Geoffrey Hinton announced his resignation from Google, saying that the developments in the field of artificial intelligence are “terrible” and that he regrets the work he has done in this field. While Hinton, who is called the father of artificial intelligence, comes to the agenda with his striking statements, who is Geoffrey Hinton? The answer to the question is often searched in search engines.
Father of Artificial Intelligence: I Regret My Work!
Speaking to the New York Times, Geoffrey Hinton resigned from his position at Google, saying, “I regret my work in artificial intelligence because of the potential dangers arising from developments in this field.”
Hinton stated that artificial intelligence chatbots are not more dangerous than human beings at the moment, but some of their potential dangers are quite frightening, and stated that he is of the opinion that they may be more intelligent than human beings in the near future.
Who is Geoffrey Hinton?
Geoffrey Everest Hinton, born December 6, 1947, is a British-Canadian cognitive psychologist and computer scientist best known for his work on artificial neural networks. He shared his time working at Google (Google Brain) and the University of Toronto from 2013 to 2023, and announced publicly in May 2023 that he was leaving Google, citing concerns about the risks of artificial intelligence (AI) technology. After he left, he praised Google for being “very responsible” in developing its AI, but that changed when Microsoft started adding a chatbot to its Bing search engine and the company began to worry about the risk to its search business. In 2017, he co-founded the Vector Institute in Toronto and became its chief scientific advisor.

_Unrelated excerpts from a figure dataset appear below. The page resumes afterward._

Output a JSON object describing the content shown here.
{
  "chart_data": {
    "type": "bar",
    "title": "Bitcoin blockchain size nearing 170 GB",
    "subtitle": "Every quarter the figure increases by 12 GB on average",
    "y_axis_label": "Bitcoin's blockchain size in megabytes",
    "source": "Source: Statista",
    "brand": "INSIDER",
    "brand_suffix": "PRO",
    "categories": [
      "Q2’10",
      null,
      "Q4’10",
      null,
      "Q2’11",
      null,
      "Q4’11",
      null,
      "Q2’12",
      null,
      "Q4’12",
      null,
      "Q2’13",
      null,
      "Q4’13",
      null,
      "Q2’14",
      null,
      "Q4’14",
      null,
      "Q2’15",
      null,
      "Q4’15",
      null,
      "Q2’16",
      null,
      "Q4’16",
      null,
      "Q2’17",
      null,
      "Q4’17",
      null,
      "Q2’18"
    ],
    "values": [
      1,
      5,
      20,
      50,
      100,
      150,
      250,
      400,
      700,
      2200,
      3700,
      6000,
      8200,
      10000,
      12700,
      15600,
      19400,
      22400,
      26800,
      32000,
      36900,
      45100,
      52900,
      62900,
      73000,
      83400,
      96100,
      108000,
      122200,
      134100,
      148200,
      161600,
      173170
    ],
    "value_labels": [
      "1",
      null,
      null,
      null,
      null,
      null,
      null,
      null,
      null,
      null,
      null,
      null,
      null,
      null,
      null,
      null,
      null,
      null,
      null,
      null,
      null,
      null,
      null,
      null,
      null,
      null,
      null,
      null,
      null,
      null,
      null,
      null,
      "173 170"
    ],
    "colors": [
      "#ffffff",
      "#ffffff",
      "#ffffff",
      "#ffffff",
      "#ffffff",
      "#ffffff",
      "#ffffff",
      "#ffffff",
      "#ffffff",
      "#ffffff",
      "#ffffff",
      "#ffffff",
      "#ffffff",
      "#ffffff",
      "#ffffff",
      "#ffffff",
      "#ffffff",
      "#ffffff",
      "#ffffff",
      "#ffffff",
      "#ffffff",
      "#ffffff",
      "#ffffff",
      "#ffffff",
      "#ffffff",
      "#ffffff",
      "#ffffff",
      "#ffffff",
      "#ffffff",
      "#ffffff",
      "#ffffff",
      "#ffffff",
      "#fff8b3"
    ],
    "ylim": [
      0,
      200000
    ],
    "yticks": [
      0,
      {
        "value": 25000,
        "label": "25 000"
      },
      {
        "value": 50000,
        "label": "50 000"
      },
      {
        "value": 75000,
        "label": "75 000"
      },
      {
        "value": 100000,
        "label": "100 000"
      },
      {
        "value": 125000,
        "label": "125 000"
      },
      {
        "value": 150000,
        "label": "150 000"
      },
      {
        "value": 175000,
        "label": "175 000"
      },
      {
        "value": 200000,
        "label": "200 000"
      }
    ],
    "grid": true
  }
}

Hinton, along with David Rumelhart and Ronald J. Williams, was the co-author of a widely cited paper published in 1986 popularizing the backpropagation algorithm for training multilayer neural networks, but they were not the first to propose the approach. Hinton is seen as a leading figure in the deep learning community. AlexNet’s dramatic image recognition milestone, designed in collaboration with its students Alex Krizhevsky and Ilya Sutskever, The ImageNet challenge 2012 was a milestone in computer vision.
Hinton received the 2018 Turing Award along with Yoshua Bengio and Yann LeCun for their work in deep learning. The duo are sometimes referred to as the “Fathers of Artificial Intelligence” and “Fathers of Deep Learning”, and have continued to speak publicly together.